Montero afirma que “la lengua no es neutra sino que se adapta como una piel al cuerpo social, reflejando todos sus valores y prejuicios”. Bajo esta premisa, la autora señala que es lógico que, a medida que la sociedad cambia, se exija que el idioma también lo haga. Como ejemplo histórico, menciona el libro ‘El club de las modernas’ de Eva Cosculluela, donde se documenta que en la España de los años veinte las maestras especializadas en dar clase a ciegos y sordos eran llamadas ‘anormalistas’.

En su texto, Montero destaca que ciertas expresiones han quedado obsoletas por su carga ofensiva. “Admitamos, en fin, que hoy resulta chirriante e infamante decir maricón como insulto, gitanear como sinónimo de robar, mongólico para definir a personas con síndrome de Down y tantas otras expresiones lastimosas”, escribe. Asimismo, aborda el caso de la palabra ‘sordomudo’, la cual describe como un término “en franco retroceso pero que aún se oye”.

La columnista explica la imprecisión de dicho vocablo: “No existen los sordomudos; existen las personas sordas de nacimiento que tienen más dificultades para aprender a hablar”. Para Montero, el uso de palabras ofensivas para un colectivo subyace la supeditación de ese grupo, marcando una historia de olvidos, desprotección y maltrato.

Sin embargo, la escritora matiza su postura al reconocer que lo políticamente correcto “puede ser llevado hasta el disparate por gente cerrada, dogmática y cerril”. Cita como ejemplos de estas tropelías correctoras la expurgación y censura de libros clásicos. Para ilustrar la tensión actual, relata que hace unas semanas hizo un llamamiento a los hombres “de corazón blanco” para ayudar contra la misoginia.

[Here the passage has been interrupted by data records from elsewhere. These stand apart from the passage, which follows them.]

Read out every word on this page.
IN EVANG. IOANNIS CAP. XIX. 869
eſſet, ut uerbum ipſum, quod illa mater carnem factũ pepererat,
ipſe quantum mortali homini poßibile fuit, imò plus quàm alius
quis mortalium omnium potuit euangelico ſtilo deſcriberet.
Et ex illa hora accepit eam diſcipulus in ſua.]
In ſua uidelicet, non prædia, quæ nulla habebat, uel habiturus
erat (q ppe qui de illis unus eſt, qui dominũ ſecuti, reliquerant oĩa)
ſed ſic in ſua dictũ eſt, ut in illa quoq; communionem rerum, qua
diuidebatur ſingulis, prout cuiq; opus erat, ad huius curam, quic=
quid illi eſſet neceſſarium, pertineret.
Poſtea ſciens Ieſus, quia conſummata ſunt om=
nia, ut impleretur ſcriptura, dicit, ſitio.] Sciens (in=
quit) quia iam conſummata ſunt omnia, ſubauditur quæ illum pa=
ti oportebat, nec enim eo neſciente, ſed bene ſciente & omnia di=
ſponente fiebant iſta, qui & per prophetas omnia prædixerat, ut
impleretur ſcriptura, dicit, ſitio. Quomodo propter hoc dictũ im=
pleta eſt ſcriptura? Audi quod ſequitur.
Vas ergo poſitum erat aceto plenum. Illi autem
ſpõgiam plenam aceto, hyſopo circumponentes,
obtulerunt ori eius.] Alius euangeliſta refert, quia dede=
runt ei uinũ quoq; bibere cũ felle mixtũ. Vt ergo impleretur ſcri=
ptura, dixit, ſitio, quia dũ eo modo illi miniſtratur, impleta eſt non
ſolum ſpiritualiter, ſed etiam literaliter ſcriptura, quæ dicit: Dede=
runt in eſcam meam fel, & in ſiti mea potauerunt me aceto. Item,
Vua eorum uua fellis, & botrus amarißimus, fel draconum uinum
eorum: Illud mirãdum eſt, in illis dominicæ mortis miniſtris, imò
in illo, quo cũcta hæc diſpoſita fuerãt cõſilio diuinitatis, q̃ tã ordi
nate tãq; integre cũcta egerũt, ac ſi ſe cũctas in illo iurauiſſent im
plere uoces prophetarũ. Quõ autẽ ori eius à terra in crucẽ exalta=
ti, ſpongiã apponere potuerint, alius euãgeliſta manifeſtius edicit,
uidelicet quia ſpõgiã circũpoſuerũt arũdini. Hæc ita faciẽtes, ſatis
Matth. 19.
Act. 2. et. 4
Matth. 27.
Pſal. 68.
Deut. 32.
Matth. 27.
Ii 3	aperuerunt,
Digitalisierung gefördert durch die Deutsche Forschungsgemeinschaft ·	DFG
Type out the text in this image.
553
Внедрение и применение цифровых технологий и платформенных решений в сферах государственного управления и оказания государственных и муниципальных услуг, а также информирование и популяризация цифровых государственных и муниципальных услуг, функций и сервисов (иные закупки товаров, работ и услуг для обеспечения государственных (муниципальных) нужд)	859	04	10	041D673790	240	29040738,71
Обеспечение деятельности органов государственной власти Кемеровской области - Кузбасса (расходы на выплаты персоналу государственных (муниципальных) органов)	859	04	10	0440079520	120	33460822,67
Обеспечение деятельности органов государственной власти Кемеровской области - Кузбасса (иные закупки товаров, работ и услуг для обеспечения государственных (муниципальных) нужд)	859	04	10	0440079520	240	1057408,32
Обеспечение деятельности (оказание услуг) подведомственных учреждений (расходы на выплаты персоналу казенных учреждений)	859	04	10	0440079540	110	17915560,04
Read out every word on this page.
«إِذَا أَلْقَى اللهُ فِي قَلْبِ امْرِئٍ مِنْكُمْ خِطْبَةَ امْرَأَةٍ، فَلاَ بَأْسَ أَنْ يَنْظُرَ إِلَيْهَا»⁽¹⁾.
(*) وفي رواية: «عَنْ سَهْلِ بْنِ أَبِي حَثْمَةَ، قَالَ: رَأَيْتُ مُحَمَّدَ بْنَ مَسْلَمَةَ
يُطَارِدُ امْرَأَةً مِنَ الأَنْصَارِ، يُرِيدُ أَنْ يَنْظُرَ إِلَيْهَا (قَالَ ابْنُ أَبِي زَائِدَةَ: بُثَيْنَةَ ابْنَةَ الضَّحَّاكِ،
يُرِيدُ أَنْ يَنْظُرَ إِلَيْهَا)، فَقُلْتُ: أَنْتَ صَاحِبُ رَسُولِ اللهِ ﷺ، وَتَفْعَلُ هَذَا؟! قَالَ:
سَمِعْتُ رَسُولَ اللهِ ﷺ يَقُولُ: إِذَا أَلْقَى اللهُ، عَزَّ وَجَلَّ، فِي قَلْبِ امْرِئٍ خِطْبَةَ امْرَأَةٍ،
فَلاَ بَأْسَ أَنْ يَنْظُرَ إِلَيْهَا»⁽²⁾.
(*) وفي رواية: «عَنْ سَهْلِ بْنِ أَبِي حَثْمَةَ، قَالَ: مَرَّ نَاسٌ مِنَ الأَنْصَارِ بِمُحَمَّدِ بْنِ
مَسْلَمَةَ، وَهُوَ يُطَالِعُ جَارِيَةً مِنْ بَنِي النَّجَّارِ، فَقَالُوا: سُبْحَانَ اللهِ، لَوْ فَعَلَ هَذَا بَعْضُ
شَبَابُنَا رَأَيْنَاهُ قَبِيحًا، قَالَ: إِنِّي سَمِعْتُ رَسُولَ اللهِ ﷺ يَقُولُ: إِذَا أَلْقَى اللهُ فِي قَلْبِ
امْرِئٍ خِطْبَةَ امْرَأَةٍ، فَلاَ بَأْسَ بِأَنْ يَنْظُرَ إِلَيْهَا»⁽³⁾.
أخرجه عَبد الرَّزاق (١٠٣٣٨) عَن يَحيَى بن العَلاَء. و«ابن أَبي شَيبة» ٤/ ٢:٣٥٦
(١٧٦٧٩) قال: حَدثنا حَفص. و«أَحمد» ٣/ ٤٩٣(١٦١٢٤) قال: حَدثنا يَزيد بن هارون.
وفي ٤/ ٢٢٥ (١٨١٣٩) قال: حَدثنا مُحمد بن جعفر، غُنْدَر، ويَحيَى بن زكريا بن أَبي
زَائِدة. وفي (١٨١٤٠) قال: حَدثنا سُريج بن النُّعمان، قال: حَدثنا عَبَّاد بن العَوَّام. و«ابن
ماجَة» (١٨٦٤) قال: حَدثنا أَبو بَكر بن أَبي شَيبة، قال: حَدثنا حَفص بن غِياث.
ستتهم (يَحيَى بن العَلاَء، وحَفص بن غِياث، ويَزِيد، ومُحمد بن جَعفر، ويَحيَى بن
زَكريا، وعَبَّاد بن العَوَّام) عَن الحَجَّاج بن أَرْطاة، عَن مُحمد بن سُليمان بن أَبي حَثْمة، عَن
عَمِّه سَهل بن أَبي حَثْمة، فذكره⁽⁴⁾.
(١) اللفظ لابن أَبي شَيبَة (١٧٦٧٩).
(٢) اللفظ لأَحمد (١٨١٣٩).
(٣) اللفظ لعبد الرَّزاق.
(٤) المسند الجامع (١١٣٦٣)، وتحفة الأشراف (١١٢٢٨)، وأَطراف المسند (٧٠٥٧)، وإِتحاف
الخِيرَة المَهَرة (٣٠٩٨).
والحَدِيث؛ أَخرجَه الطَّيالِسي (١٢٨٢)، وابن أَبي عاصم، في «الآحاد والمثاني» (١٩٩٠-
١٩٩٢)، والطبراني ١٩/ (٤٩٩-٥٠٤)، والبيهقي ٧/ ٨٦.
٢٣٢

Tras esa publicación, una amiga de Montero le informó que un conocido suyo, un joven chino, estaba indignado por el uso del adjetivo ‘blanco’ y “consideraba que eso era racismo”. Según el relato de la autora, el joven sugirió que debió haber escrito “corazón bueno”, un episodio que Montero utiliza para contextualizar el debate sobre los límites y la sensibilidad en el uso del lenguaje.